Saturday, August 21, 2010

Stand up, sit down, fight, fight, fight

Every once in a while, a friend talks me into trying some new activity that they are convinced is the most fun ever. This accounts for my attempts at water skiing, snowboarding, windsurfing, scuba diving, inline roller skating, and jumping off the high diving board at the community pool. In spite of the good intentions of my friends, and their valiant but futile attempts to instruct me, I have been a spectacular failure at every one of these. But it's only after they have actually seen me fall, sink, face-plant, crash, tumble, sputter, or keel over while standing perfectly still, do they admit that I must have some genetic deficiency that makes me better suited for sitting under a beach umbrella with a beer. And yet, thanks to human ingenuity, there always seems to be some new athletic challenge that just might turn out to be my thing. Last weekend, that challenge was stand up paddling.

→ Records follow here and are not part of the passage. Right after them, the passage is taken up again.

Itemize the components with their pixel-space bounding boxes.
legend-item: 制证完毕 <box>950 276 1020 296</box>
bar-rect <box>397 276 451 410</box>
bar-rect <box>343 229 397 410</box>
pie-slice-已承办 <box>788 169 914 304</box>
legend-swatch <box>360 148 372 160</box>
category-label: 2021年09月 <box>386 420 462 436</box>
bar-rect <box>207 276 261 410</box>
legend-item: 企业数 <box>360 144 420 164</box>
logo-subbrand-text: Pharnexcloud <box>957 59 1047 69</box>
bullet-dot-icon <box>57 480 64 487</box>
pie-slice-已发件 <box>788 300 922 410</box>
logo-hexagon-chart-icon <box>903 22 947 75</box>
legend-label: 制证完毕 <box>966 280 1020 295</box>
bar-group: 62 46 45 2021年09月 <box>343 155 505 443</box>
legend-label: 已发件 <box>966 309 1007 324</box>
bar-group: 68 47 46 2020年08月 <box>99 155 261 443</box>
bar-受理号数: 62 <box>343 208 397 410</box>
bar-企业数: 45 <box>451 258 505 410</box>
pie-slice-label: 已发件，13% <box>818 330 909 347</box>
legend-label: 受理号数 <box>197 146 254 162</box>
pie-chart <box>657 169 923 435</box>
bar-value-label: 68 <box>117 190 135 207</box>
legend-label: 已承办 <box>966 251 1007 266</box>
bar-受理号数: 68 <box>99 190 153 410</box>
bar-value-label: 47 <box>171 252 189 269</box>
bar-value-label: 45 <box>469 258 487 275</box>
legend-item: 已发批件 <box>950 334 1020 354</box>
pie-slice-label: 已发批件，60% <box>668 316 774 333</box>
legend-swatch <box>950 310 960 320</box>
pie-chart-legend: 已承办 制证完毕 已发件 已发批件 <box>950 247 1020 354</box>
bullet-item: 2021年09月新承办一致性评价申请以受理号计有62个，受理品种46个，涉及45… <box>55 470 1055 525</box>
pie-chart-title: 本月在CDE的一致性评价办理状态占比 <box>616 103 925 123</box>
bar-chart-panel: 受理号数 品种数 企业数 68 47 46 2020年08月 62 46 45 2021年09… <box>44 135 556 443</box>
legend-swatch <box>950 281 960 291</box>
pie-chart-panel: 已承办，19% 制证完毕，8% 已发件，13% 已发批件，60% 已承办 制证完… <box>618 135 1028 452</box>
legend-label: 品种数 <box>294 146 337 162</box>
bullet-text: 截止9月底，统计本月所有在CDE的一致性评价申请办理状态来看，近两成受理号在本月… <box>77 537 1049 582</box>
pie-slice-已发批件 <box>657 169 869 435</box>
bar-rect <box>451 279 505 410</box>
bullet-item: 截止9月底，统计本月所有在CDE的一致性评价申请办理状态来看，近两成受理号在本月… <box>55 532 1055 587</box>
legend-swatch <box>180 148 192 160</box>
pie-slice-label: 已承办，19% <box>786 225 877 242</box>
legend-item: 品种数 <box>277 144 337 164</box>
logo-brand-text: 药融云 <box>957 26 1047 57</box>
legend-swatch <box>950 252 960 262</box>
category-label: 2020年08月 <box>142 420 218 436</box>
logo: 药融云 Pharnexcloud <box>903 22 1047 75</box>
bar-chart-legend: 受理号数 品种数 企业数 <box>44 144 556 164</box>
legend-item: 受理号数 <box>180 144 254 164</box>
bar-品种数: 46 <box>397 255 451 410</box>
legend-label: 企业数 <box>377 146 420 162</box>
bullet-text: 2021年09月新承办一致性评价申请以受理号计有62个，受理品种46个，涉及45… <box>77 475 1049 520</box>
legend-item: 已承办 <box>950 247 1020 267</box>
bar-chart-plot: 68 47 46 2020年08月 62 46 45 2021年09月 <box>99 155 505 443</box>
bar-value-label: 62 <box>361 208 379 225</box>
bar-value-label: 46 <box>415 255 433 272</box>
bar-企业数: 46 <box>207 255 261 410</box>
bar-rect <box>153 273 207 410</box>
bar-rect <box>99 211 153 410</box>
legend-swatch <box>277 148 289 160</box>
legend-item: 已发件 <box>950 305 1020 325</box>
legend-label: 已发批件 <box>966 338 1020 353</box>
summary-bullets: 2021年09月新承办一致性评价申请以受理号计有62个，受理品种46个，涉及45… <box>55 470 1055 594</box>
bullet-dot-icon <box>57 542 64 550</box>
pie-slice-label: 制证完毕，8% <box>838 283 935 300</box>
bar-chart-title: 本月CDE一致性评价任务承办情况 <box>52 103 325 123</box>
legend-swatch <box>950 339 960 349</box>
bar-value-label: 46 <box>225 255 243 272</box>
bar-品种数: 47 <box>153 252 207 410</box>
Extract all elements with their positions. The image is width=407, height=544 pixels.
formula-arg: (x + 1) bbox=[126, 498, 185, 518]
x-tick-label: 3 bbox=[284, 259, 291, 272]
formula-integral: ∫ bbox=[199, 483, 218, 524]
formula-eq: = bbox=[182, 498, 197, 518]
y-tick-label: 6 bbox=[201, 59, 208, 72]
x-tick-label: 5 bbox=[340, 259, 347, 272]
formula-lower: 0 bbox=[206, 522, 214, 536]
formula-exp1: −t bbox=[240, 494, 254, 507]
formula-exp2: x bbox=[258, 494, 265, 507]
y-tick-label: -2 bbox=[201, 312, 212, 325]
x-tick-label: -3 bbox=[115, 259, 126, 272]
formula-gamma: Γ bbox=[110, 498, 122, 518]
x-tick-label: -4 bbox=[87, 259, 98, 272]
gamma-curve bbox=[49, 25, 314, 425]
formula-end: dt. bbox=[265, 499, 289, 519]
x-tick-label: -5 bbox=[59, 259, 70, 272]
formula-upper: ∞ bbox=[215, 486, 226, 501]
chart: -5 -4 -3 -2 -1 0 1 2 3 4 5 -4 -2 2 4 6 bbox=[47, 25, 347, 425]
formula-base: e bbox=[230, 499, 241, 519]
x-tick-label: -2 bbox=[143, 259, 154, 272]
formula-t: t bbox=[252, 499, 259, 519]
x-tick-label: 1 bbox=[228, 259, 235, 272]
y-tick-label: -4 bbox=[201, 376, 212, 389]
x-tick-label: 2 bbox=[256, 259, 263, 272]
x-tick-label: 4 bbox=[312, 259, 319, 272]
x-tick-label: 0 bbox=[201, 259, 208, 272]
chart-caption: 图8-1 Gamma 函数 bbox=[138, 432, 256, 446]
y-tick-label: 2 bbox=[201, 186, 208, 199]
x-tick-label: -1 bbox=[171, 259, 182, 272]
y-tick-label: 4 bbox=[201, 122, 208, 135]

For those who are not familiar with this activity, stand up paddling involves a really big surfboard, a really long paddle, and for most people, really flat water. You put the board in the water, you stand on the board, and you propel yourself around with a sweeping stroke of the paddle. Real surfers don't think much of stand up paddlers. I heard one refer to them derogatorily as beach janitors because of their slow, sweeping motions with the paddles. Real surfers hate it when they're riding a wave and a beach janitor sweeps by right in front of them. So mostly real surfers and stand up paddlers stake out different territories on the ocean.

 Stand up paddling - fun for the whole family!

In Maui, you can go to almost any beach on the south or west sides and see all kinds of people, of all different abilities, young and old, cruising around on their stand up boards. According to a recent article about stand up paddling in Connecticut, of all places, "anyone can stand up on the board and paddle on the ocean." I beg to differ.

My friend let me try stand up paddling on her new, lightweight board, which was probably a mistake (I saw her checking it out for damage after I returned it to her). It took me approximately 10 seconds to fall off for the first time. That pretty much established the pattern for the rest of my relationship with the board. There is something misleading about the term "flat water." Water is not flat. I will put money on that. Several times, as I was heaving myself back onto the board after cartwheeling into the ocean, some well meaning soul, a 90-year old geriatric or a kid with one leg, would paddle by and offer me words of encouragement. "Everyone falls off the first time!" "Use the paddle to help you balance!" "Don't look at the board, look at the horizon!" I felt sorry for them. They had no idea who they were dealing with.

I looked like this for about 30 seconds, max.

All the while I was trying to give it a go, my friend was paddling slowly around me, telling me how well I was doing, and actually keeping a straight face while she said this. I finally called it quits when my legs started to shake and a fair amount of the ocean had gone up my nose. By this time I had drifted almost out of sight of the place I had started and the only way I could get back was to paddle laboriously from a kneeling position, which made paddling feel like I was waving a flag pole.

And so I add another attempt to my scrapbook of (to borrow from David Foster Wallace) supposedly fun things I'll never do again. Well, maybe one more time. Just to be sure.